I am a new user and trying to use the provided language translation model as follows:

onmt_translate -model /Downloads/iwslt-brnn2.s131_acc_62.71_ppl_7.74_e20.pt -src data/src-test.txt -output preds456.txt -verbose

The performance seems very poor on the provided data set. Here is an example:

[2020-08-30 17:04:05,878 INFO]
SENT 10: [‘Jet’, ‘makers’, ‘feud’, ‘over’, ‘seat’, ‘width’, ‘with’, ‘big’, ‘orders’, ‘at’, ‘stake’]
PRED 10: with big
PRED SCORE: -4.8279

What am I missing?

Thanks!
Stewart

guillaumekln · August 31, 2020, 8:00am

This model expects a German sentence as input.

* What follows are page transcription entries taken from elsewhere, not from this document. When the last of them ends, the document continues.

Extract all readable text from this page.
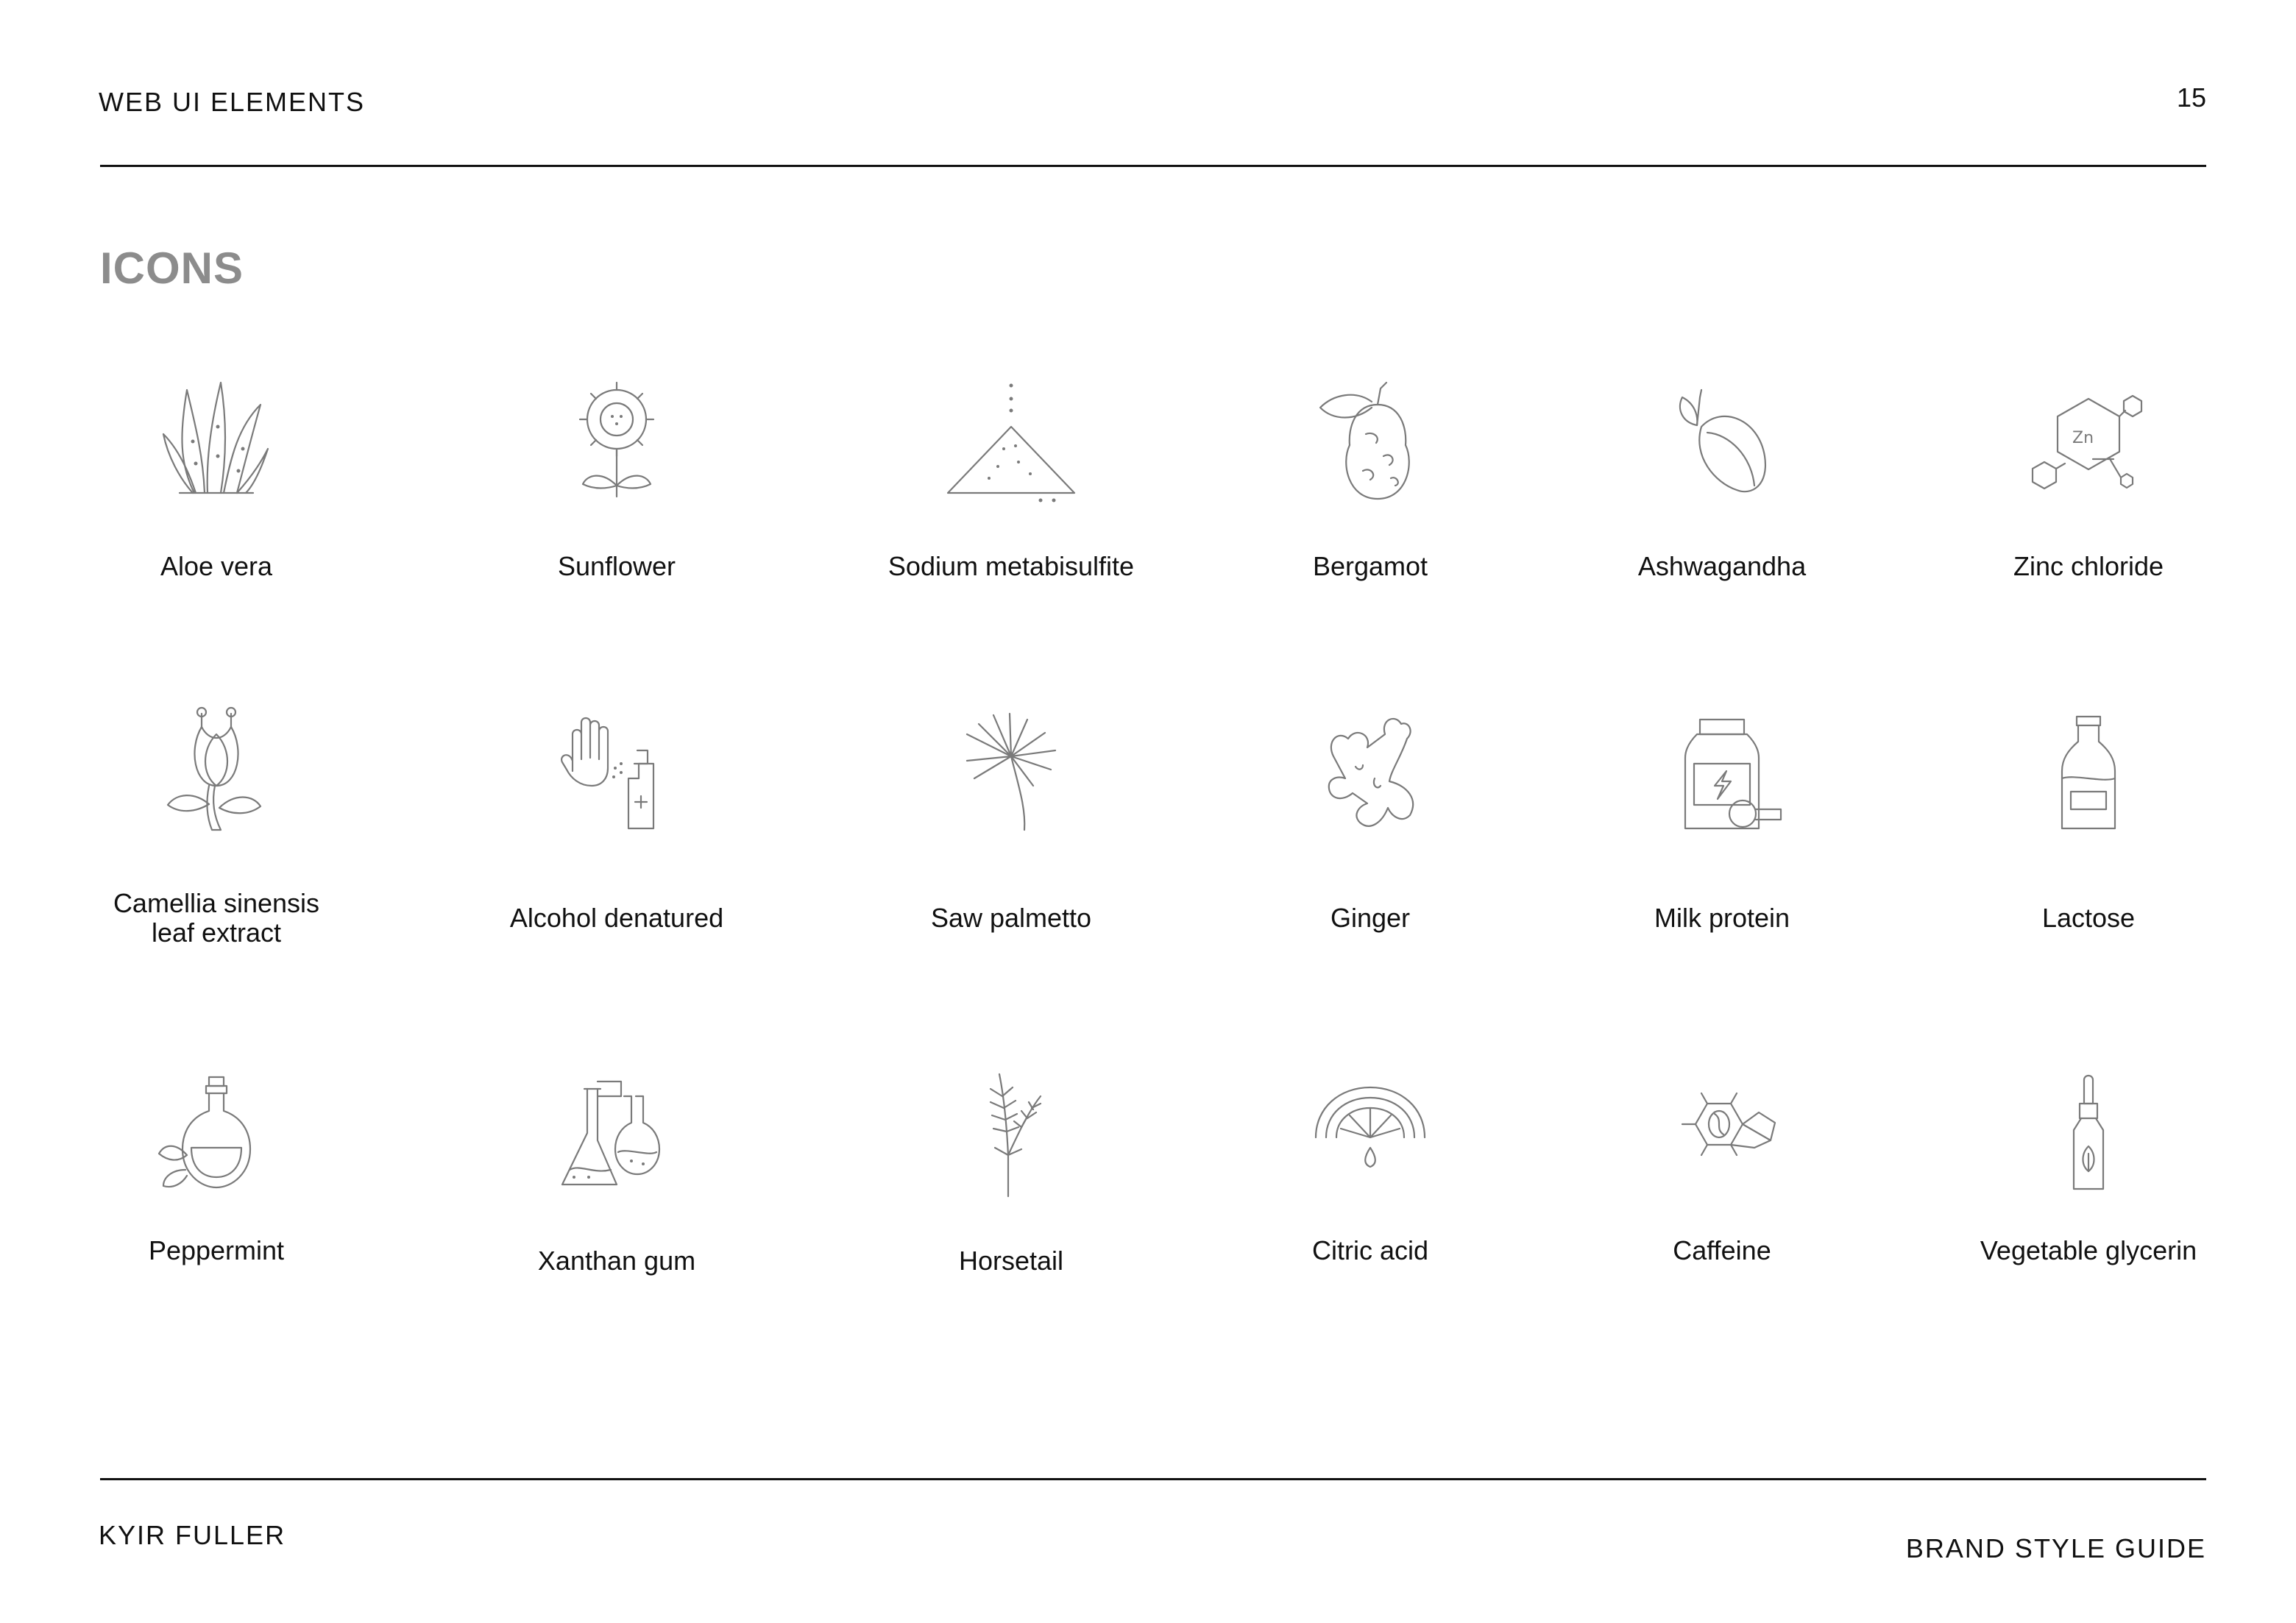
WEB UI ELEMENTS	15
ICONS
Aloe vera	Sunflower	Sodium metabisulfite	Bergamot	Ashwagandha
Zn
Zinc chloride
Camellia sinensis
leaf extract	Alcohol denatured	Saw palmetto	Ginger	Milk protein	Lactose
Peppermint	Xanthan gum	Horsetail	Citric acid	Caffeine	Vegetable glycerin
KYIR FULLER	BRAND STYLE GUIDE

You should also apply the same tokenization that was used for the training data. See:

github.com

facebookresearch/fairseq/blob/master/data/prepare-iwslt14.sh

#!/usr/bin/env bash
# Copyright (c) 2017-present, Facebook, Inc.
# All rights reserved.
#
# This source code is licensed under the license found in the LICENSE file in
# the root directory of this source tree. An additional grant of patent rights
# can be found in the PATENTS file in the same directory.
#
# Adapted from https://github.com/facebookresearch/MIXER/blob/master/prepareData.sh

echo 'Cloning Moses github repository (for tokenization scripts)...'
git clone https://github.com/moses-smt/mosesdecoder.git

SCRIPTS=mosesdecoder/scripts
TOKENIZER=$SCRIPTS/tokenizer/tokenizer.perl
LC=$SCRIPTS/tokenizer/lowercase.perl
CLEAN=$SCRIPTS/training/clean-corpus-n.perl

URL="https://wit3.fbk.eu/archive/2014-01/texts/de/en/de-en.tgz"
GZ=de-en.tgz

This file has been truncated. show original

stewart · August 31, 2020, 11:46pm

Thanks so much for the help!

In the documentation (https://github.com/OpenNMT/OpenNMT-py), it looks like they run translate on the raw text file, as in.

onmt_translate -model demo-model_acc_XX.XX_ppl_XXX.XX_eX.pt -src data/src-test.txt* -output pred.txt -replace_unk -verbose

Are you saying that the file data/src-test.txt cannot just be raw German text, but must be turned into list of tokens or something?

guillaumekln · September 1, 2020, 7:19am

data/src-test.txt is already tokenized (see for example the space before the periods).